Contractions are a staple of the English language, used both in spoken and written communication. They are created by combining two words into one and replacing one or more letters with an apostrophe. Contractions are commonly used to make speech and writing more efficient and natural-sounding, and they make it possible to convey information more quickly.

It`s important to note that not all contractions are appropriate for every situation. In formal writing, such as academic papers or legal documents, contractions should be avoided. However, in casual or informal contexts, contractions are not just accepted but expected.

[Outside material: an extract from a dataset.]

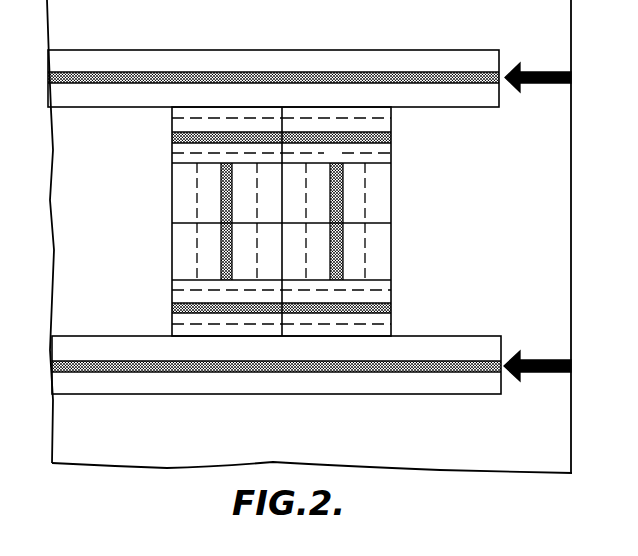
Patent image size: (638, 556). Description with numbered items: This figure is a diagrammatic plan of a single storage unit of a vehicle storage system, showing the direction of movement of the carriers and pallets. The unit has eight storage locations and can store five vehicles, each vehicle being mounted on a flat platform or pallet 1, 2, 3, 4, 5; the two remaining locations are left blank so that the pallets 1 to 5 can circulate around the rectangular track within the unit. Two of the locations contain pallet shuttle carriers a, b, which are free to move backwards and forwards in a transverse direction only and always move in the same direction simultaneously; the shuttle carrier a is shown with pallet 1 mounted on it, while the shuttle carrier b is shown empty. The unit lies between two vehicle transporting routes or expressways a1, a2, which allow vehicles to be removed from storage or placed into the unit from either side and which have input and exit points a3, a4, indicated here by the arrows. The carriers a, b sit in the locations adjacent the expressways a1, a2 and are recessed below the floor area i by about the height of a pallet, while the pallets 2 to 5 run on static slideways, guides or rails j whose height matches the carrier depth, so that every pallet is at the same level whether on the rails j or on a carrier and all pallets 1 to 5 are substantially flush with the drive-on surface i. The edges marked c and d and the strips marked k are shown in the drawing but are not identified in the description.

Here is a list of some of the most common contractions in English:

1. I`m (I am)

2. You`re (You are)

3. He`s (He is)

4. She`s (She is)

5. It`s (It is)

6. We`re (We are)

7. They`re (They are)

8. That`s (That is)

9. What`s (What is)

10. There`s (There is)

11. Can`t (Cannot)

12. Couldn`t (Could not)

13. Didn`t (Did not)

14. Doesn`t (Does not)

15. Don`t (Do not)

16. Won`t (Will not)

17. Wouldn`t (Would not)

18. Shouldn`t (Should not)

19. Hasn`t (Has not)

20. Haven`t (Have not)

These are just a few examples of the most commonly used contractions in English. However, there are many more out there and some may be specific to certain regions or dialects.

When using contractions, it`s important to pay attention to the context and audience. In formal settings, contractions should be avoided, while in casual settings, they are seen as completely natural. Using contractions in the wrong context may come across as unprofessional or inappropriate.

In conclusion, contractions are an important part of the English language, making communication more efficient and natural-sounding. With this list of common contractions, you should be able to communicate more efficiently and effectively, while still maintaining a professional tone when needed.